Ook het toezicht door de overheid op het risico- en sanctiebeleid wordt primair bepaald
door ICAO-normen. Deze normen werken over het algemeen door in de Nederlandse rechtsorde
nadat ze zijn omgezet in de Nederlandse regelgeving (Wet luchtvaart en Luchtvaartwet)
en Europese verordeningen.
Of en in hoeverre de Staat toezicht kan houden op het risicobeleid van vliegtuigmaatschappijen
wordt bepaald door de volgende uitgangspunten uit het ICAO-verdrag:
1. Elke verdragsstaat is soeverein over het eigen luchtruim (artikel 1).

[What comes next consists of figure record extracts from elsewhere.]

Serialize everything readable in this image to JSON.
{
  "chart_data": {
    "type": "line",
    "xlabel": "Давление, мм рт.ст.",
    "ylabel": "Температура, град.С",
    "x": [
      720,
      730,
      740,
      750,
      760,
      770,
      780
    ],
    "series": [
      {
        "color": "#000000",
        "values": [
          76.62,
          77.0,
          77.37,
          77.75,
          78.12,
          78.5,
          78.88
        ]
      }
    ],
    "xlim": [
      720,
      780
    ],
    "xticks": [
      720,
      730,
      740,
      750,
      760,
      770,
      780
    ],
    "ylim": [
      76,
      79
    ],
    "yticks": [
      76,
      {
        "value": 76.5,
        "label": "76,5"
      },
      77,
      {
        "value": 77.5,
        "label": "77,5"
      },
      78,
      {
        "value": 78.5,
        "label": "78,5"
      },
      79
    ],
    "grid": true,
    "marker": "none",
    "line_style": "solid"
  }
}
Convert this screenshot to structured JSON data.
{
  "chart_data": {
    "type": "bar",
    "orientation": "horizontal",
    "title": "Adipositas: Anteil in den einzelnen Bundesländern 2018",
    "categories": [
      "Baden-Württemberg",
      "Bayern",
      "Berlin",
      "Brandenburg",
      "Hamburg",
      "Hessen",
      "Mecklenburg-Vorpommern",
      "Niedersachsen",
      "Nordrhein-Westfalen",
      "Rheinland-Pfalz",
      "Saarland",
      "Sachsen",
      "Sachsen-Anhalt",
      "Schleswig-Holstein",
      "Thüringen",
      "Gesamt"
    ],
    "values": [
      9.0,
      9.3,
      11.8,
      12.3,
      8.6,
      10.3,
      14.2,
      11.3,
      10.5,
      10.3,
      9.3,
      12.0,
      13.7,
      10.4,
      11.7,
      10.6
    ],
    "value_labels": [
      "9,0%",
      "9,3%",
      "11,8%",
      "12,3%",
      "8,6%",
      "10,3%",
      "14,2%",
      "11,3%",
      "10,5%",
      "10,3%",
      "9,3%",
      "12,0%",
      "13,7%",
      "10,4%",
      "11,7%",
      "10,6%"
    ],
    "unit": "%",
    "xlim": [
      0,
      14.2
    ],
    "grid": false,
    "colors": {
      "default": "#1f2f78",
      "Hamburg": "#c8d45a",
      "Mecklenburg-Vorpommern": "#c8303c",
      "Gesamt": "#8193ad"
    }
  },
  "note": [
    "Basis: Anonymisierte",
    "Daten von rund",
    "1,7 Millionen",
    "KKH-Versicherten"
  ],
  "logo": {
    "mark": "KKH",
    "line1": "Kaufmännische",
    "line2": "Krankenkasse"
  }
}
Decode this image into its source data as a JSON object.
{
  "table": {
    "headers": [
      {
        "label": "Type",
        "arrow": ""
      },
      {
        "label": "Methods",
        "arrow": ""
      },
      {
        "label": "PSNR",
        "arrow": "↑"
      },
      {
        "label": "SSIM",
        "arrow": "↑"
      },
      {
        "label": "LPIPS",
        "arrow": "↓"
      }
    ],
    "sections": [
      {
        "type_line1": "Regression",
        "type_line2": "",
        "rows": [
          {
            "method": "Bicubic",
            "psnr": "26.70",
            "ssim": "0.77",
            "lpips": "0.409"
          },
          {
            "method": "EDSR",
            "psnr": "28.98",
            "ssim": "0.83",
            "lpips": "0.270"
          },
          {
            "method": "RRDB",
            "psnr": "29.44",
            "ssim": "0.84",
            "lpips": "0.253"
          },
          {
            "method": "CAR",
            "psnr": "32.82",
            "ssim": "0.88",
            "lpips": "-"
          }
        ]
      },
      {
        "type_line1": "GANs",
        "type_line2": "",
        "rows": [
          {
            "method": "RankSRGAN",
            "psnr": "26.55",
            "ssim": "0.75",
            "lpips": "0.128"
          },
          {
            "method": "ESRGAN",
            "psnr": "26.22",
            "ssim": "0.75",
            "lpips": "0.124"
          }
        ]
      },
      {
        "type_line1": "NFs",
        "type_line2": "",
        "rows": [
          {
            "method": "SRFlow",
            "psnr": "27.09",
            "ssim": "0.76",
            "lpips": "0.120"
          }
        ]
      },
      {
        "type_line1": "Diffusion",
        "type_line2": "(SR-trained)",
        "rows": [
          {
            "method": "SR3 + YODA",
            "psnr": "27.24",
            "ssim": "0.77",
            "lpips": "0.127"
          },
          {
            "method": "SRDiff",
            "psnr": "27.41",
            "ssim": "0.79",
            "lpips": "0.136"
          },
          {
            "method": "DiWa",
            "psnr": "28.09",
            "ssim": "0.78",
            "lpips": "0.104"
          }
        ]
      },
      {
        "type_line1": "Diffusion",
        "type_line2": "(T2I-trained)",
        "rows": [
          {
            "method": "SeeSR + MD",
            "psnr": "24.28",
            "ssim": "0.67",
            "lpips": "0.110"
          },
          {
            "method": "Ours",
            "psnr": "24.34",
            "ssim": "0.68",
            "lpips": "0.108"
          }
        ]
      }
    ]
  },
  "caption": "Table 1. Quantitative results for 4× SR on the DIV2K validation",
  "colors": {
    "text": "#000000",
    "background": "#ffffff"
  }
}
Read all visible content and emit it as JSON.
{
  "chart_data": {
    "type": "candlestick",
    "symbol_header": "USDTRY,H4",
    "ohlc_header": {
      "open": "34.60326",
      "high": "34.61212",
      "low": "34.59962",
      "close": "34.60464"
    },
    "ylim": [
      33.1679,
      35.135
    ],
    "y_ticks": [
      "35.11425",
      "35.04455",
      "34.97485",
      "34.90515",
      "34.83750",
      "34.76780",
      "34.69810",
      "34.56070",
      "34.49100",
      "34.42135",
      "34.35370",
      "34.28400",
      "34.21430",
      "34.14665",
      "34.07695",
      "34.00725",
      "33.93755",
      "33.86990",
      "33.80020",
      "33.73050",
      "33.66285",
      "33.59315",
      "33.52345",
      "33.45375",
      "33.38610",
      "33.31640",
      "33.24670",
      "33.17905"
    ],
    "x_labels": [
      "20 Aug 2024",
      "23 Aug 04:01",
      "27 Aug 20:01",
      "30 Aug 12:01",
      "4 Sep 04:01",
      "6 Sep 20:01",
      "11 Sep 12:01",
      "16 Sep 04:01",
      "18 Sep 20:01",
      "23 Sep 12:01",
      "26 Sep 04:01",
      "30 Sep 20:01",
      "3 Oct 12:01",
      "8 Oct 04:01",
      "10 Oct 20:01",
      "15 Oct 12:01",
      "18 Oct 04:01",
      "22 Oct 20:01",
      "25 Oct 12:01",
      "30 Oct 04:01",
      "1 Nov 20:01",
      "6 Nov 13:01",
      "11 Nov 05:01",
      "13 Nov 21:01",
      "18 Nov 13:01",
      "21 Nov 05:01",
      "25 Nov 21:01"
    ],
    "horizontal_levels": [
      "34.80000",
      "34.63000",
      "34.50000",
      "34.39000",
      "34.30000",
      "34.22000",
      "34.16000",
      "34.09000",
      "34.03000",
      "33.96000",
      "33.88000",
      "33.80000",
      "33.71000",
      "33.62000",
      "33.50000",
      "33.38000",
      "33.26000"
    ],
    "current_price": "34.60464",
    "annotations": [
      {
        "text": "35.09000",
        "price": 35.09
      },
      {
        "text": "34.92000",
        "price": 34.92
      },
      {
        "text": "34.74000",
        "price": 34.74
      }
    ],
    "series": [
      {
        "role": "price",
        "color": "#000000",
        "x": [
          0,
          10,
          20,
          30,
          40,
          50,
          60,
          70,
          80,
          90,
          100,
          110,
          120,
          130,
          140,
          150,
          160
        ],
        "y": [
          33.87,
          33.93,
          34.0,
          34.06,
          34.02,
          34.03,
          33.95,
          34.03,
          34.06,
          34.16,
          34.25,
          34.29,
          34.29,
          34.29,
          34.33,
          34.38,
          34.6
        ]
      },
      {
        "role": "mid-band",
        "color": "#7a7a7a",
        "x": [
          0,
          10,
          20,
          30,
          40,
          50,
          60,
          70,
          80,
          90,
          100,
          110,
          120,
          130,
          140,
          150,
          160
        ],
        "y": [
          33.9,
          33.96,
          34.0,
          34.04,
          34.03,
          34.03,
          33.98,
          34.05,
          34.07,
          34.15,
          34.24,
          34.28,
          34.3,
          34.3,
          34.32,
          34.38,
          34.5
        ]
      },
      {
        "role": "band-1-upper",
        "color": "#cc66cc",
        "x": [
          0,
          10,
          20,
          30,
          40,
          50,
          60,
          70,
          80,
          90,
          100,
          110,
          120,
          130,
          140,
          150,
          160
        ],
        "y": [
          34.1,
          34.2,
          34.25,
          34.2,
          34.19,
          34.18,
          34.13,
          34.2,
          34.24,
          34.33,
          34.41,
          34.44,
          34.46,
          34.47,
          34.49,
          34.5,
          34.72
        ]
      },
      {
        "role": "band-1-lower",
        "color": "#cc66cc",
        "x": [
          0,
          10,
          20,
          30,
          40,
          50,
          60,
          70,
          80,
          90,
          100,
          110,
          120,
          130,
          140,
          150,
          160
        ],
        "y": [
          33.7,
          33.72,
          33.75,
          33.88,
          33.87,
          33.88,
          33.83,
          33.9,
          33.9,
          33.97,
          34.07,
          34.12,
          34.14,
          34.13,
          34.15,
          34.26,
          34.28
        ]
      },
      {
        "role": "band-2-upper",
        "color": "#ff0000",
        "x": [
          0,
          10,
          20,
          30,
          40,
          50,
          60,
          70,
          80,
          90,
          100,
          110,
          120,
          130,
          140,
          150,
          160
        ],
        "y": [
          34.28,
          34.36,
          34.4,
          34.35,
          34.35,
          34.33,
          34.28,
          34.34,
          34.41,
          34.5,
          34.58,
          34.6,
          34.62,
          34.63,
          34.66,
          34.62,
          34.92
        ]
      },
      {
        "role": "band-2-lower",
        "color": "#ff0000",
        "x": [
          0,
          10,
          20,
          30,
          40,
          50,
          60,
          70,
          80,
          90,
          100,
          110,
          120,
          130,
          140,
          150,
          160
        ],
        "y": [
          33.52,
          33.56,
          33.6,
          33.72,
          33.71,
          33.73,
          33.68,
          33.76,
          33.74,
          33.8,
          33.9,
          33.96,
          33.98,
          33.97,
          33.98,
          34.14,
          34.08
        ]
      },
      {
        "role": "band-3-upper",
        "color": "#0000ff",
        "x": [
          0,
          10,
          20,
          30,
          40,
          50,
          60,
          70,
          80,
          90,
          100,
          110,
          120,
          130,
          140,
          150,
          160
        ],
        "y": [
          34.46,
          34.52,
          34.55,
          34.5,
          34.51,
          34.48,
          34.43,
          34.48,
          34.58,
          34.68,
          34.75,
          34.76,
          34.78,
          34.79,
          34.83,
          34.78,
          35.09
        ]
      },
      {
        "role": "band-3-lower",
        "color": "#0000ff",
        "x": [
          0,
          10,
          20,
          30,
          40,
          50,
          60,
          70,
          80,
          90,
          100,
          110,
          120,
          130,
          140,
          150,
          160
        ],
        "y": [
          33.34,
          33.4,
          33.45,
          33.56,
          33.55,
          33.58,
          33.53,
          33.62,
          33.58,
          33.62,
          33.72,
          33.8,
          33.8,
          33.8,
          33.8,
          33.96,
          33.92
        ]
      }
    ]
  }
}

2. Elke verdragsstaat ziet er op toe dat in het eigen luchtruim de ICAO-normen worden
opgevolgd (artikel 12).
3. Elke verdragsstaat ziet erop toe dat de eigen luchtvaartmaatschappijen ook in het
buitenland de veiligheidsvoorschriften opvolgen (artikel 12).
De Nederlandse formele wetgever heeft deze uitgangspunten in hoofdstuk 5 van de Wet
luchtvaart ingevuld met een aantal ge- en verbodsbepalingen. Een deel van die voorschriften
ziet uitdrukkelijk mede toe op het gedrag van Nederlandse luchtvaartuigen in buitenlands
luchtruim. Die moeten zich daar aan de ter plaatse geldende regels houden. De Wet
luchtvaart bevat geen grondslag voor het opleggen van een vliegverbod aan Nederlandse
luchtvaartuigen voor het vliegen in buitenlands luchtruim.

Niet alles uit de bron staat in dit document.